As a young person growing up in the Seattle, WA, area, trumpeter and composer Cuong Vu was greatly influenced by guitarist Pat Metheny. Vu spent several years in the early 2000s touring and recording with the guitarist's band. He has also worked with pianist Myra Melford, saxophonist Chris Speed, guitarist Joel Harrison and vocalist Laurie Anderson (among others). As a leader, Vu has recorded several albums for Knitting Factory and ArtistShare plus his Vu-Tet album on Origin Records. He's been working with the rhythm section of Stomu Takeishi (electric bass) and Ted Poor (drums) for over a decade (and three recordings), musicians who give as good as they get and more.

"Cuong Vu Trio Meets Pat Metheny" (Nonesuch Records) is a bit of a misnomer. This project does not feel like a "jam session"; instead, the seven tracks are a group effort.  Takeishi's fundamental bass lines, Poor's thrashing drums, Vu's forceful trumpet, and Methany's powerful guitar work seem like a natural fit. The program starts quietly, "Acid Kiss" arriving on a soft trumpet melody then slowly and steadily picks up in intensity, Vu's searing sound underpinned by squealing guitar, until the music seems to explode. Right near the end, the trumpet and guitar blend so closely the two musicians sound like one. There's plenty of fire on "Not Crazy (Just Giddy Upping)" with its post-modern electric/electronic bop.  Vu's trumpet solo moves up and down, in and out, reaching for sounds in the manner of the late Kenny Wheeler (especially reaching reaching for non-melodic sounds.)

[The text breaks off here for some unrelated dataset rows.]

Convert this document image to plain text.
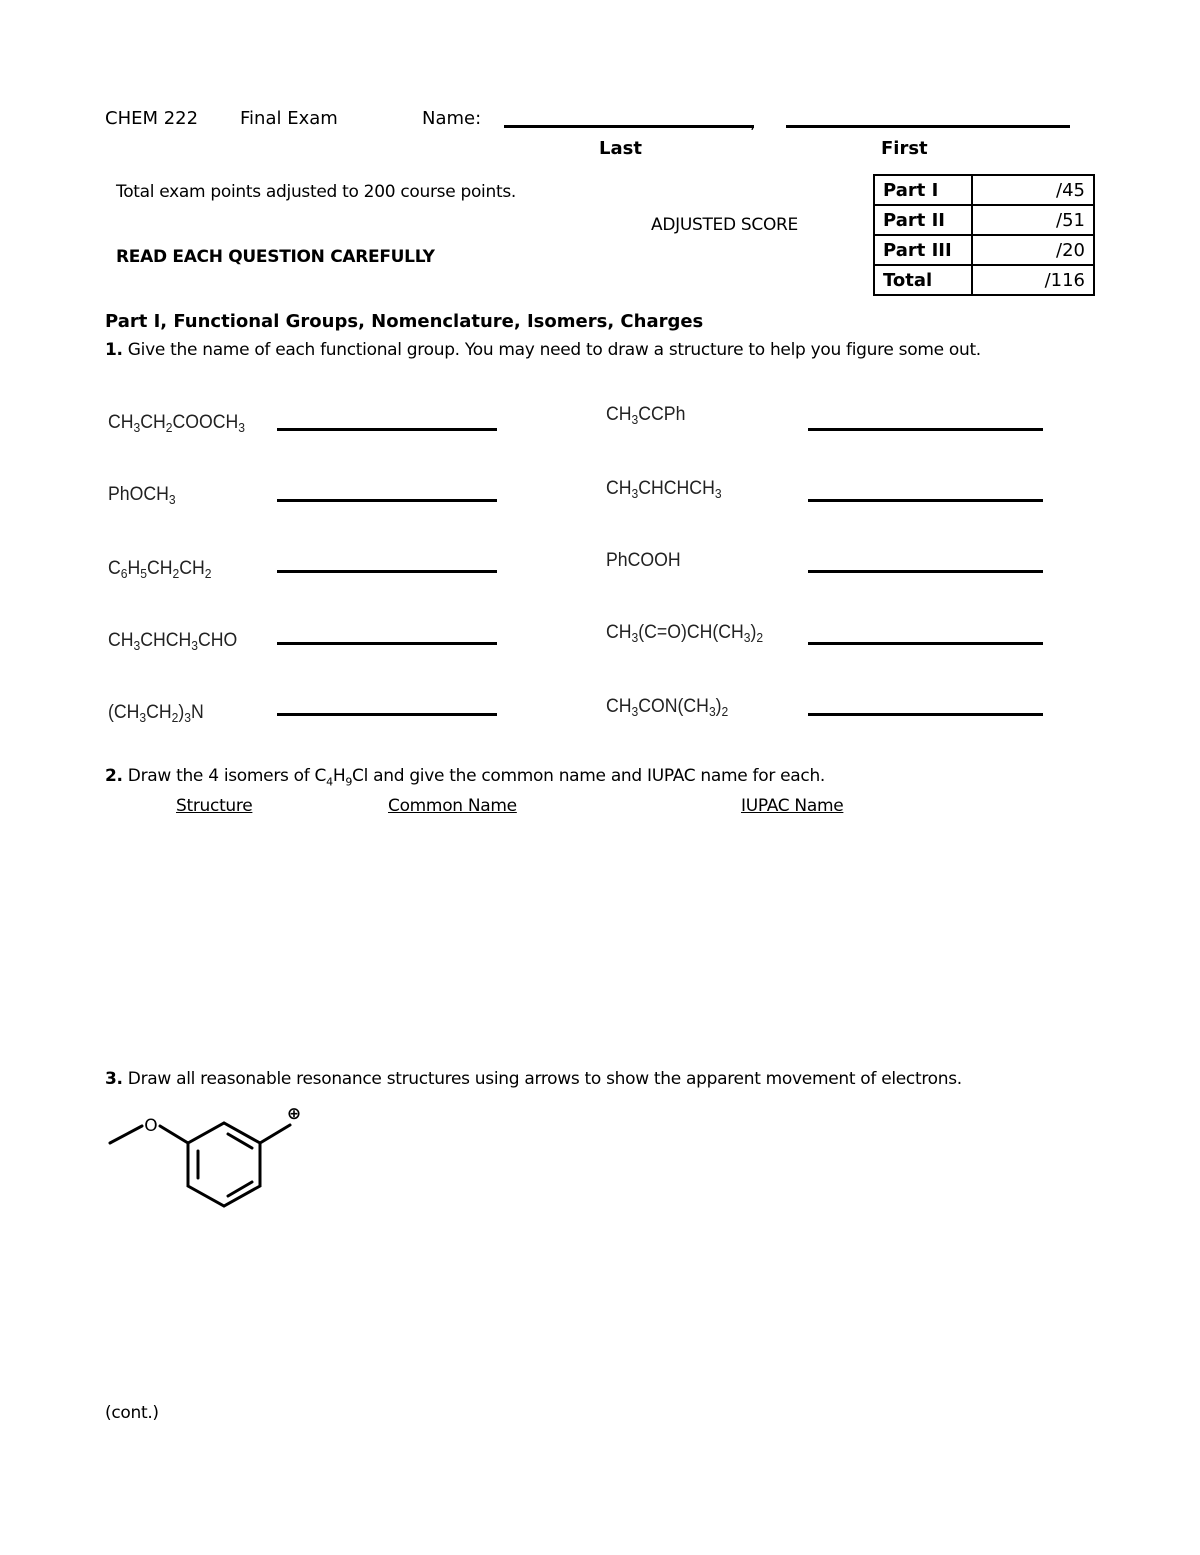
CHEM 222 Final Exam	Name:	,
Last	First
Total exam points adjusted to 200 course points.
ADJUSTED SCORE
READ EACH QUESTION CAREFULLY
Part I	/45
Part II	/51
Part III	/20
Total	/116
Part I, Functional Groups, Nomenclature, Isomers, Charges
1. Give the name of each functional group. You may need to draw a structure to help you figure some out.
$CH_3CH_2COOCH_3$
PhOCH$_3$
$C_6H_5CH_2CH_2$
$CH_3CHCH_3CHO$
$(CH_3CH_2)_3N$
$CH_3CCPh$
$CH_3CHCHCH_3$
PhCOOH
$CH_3(C=O)CH(CH_3)_2$
$CH_3CON(CH_3)_2$
2. Draw the 4 isomers of $C_4H_9Cl$ and give the common name and IUPAC name for each.
Structure	Common Name	IUPAC Name
3. Draw all reasonable resonance structures using arrows to show the apparent movement of electrons.
O
⊕
(cont.)
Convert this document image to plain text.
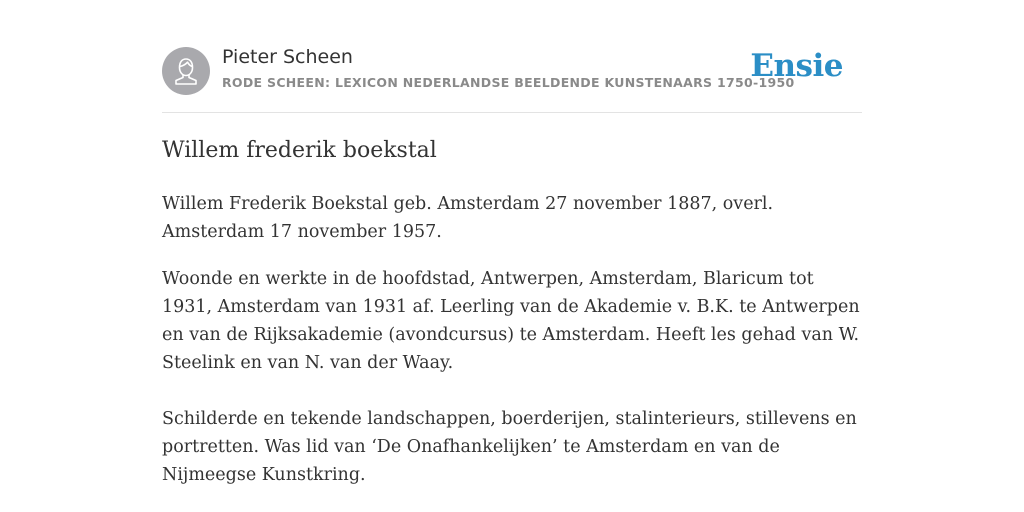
Pieter Scheen
RODE SCHEEN: LEXICON NEDERLANDSE BEELDENDE KUNSTENAARS 1750-1950
Ensie
Willem frederik boekstal

Willem Frederik Boekstal geb. Amsterdam 27 november 1887, overl. Amsterdam 17 november 1957.

Woonde en werkte in de hoofdstad, Antwerpen, Amsterdam, Blaricum tot 1931, Amsterdam van 1931 af. Leerling van de Akademie v. B.K. te Antwerpen en van de Rijksakademie (avondcursus) te Amsterdam. Heeft les gehad van W. Steelink en van N. van der Waay.

Schilderde en tekende landschappen, boerderijen, stalinterieurs, stillevens en portretten. Was lid van ‘De Onafhankelijken’ te Amsterdam en van de Nijmeegse Kunstkring.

If you have followed Pat Metheny's music and career over the past 40+ years, you know how much he likes to experiment with sounds and textures.  His brass-like sounds on songs such as "Let's Get Back" or his wailing solo on "Tiny Little Pieces", the latter over the rampaging rhythm section, prove he's not rating on his laurels.  On the latter track, his feedback and loops play right into Vu's coarse, raspy, trumpet sound, as if they were inside each other's minds.  Metheny gets bluesy and references John McLaughlin during "Telescope" (his composition), moving from supple melodic runs to roaring flurries of notes.  Both he and Vu take it down a few notches for the handsome "Seeds of Doubt" the guitar flowing atop Poor's active drums and cymbals and Takeishi's spot-on counterpoint.

There are moments on "Cuong Vu Trio Meets Pat Metheny" when the listener is reminded of electric Miles Davis and how that trumpeter, especially in the live setting, really pushed his band to go further with the music.  Then, there are cuts such as "Tune Blues" (composed by saxophonist Andrew D'Angelo), where the quartet swings hard but with a bluesy flair, electronics aside (save for Metheny).  The music is a bit off-center, Poor pounding away with Takeishi keeps the rhythm moving forward.  You should actually listen to this recording several times in a row start to finish, concentrating on different musicians each time.  When you can stand back and let the sound fill the house, your room, or the car, even your headphones, this music has the power to take you far beyond the ordinary.